The cover of Will Counts’ book on the Little Rock Central High desegregation is this image of Hazel and Elizabeth from that first day of school in 1957. Its title -- A Life is More Than a Moment. Though that is certainly true, we each have moments that define us and we hope those moments are representative of who we choose to be, what we choose to make of ourselves and our world, and how we choose to be influential. It is unfortunate to be caught at our worst and often a long battle to combat those errant moments. Like that first tattoo, we are often scared that if we commit to something permanent and risky, we may regret it later. I seem to have that fear with my dissertation topic. Is it big enough, bold enough, important enough? I know I am not Hazel in a vitriolic state, but I don't want to be anyone at all in that crowd, trapped behind the moat of even a hint of indifference. We may not be defined by a single moment, but we have only so many moments at our disposal, moments where we can choose action over inaction, right over complacency, and risk over comfort. Yet we are also pawns in the photographer's game, where one image may show us in light, another may show us in shadow, and the best we can do is be poised and ready.

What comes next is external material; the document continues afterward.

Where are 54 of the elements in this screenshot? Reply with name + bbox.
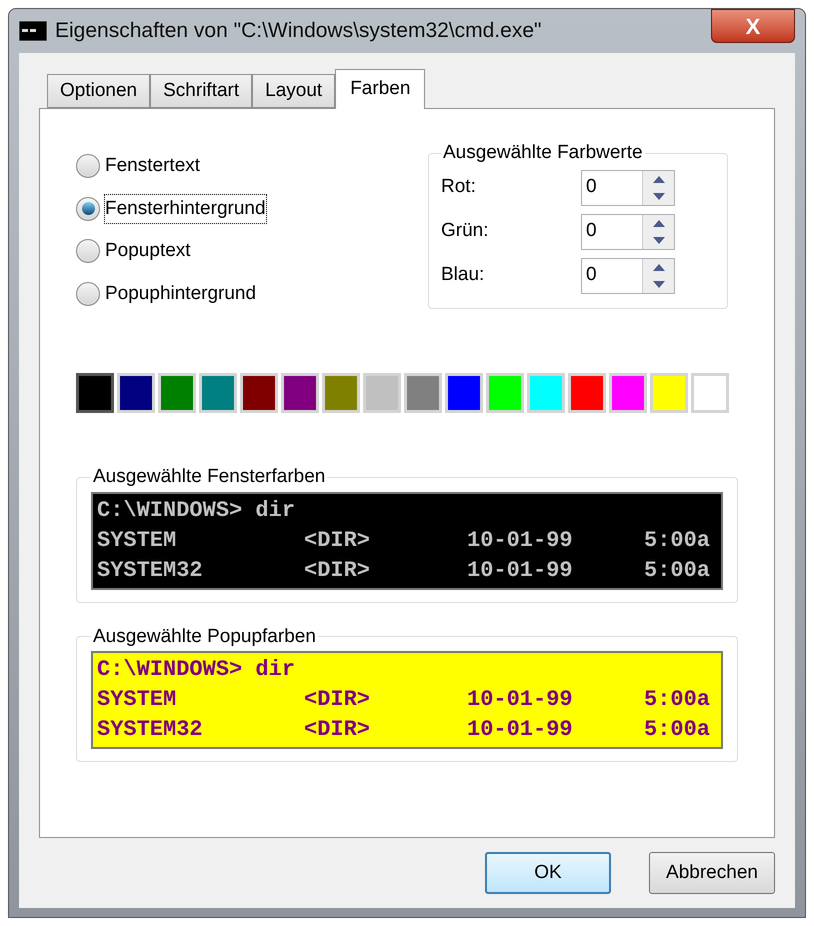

Any exhibit, any single photograph, that can stir such grand emotions is worth a short trip and even a small exhibition price. Road to Freedom: Photographs of the Civil Rights Movement, 1956–1968 runs through March 7, 2010 at the Skirball. More information can be found at their website.

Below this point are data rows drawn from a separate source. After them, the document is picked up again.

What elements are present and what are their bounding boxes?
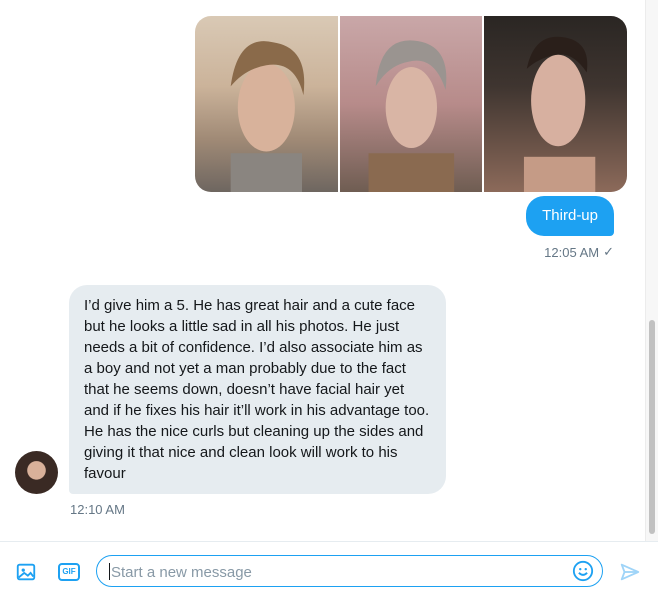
outgoing-message-meta: 12:05 AM ✓ — [544, 244, 614, 260]
portrait-illustration — [230, 41, 305, 192]
portrait-illustration — [524, 36, 596, 192]
incoming-message-time: 12:10 AM — [70, 502, 125, 517]
add-gif-button[interactable]: GIF — [57, 560, 81, 584]
photo-2[interactable] — [339, 16, 483, 192]
photo-grid — [195, 16, 627, 192]
add-media-button[interactable] — [14, 560, 38, 584]
message-composer: GIF — [0, 541, 658, 600]
scrollbar-thumb[interactable] — [649, 320, 655, 534]
image-icon — [16, 563, 36, 581]
send-button[interactable] — [618, 560, 642, 584]
message-input[interactable] — [109, 556, 563, 588]
emoji-icon[interactable] — [572, 560, 594, 582]
conversation-pane: Third-up 12:05 AM ✓ I’d give him a 5. He… — [0, 0, 646, 541]
avatar[interactable] — [15, 451, 58, 494]
message-input-wrapper[interactable] — [96, 555, 603, 588]
gif-icon: GIF — [58, 563, 80, 581]
send-icon — [620, 563, 640, 581]
outgoing-message-time: 12:05 AM — [544, 244, 600, 260]
portrait-illustration — [368, 40, 454, 192]
photo-3[interactable] — [484, 16, 627, 192]
check-icon: ✓ — [603, 244, 614, 259]
photo-1[interactable] — [195, 16, 338, 192]
outgoing-message-bubble[interactable]: Third-up — [526, 196, 614, 236]
scrollbar[interactable] — [645, 0, 658, 541]
text-caret — [109, 563, 110, 580]
incoming-message-bubble[interactable]: I’d give him a 5. He has great hair and … — [69, 285, 446, 494]
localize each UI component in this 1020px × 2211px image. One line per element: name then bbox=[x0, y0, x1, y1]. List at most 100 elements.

[i] The museum was closing, it was nearly 5:00, so I typed this quote quickly into my phone as the guards checked their watches. I missed recording the credit, but I'm pretty sure it was Martin Luther King Jr.
[ii] Viola Liuzzo was shot by four men driving alongside her as she and another volunteer, a young African-American man named Leroy Moton, were shuttling marchers back to Selma after the completion of the march to Montgomery. One of the men in the vehicle that shot her was an undercover FBI agent.
[iii] The marchers were given a two minute warning by the troopers to abandon their march and disassemble. Roughly a minute and a half into the warning, the troopers began chasing, beating, and spraying the marchers with tear gas.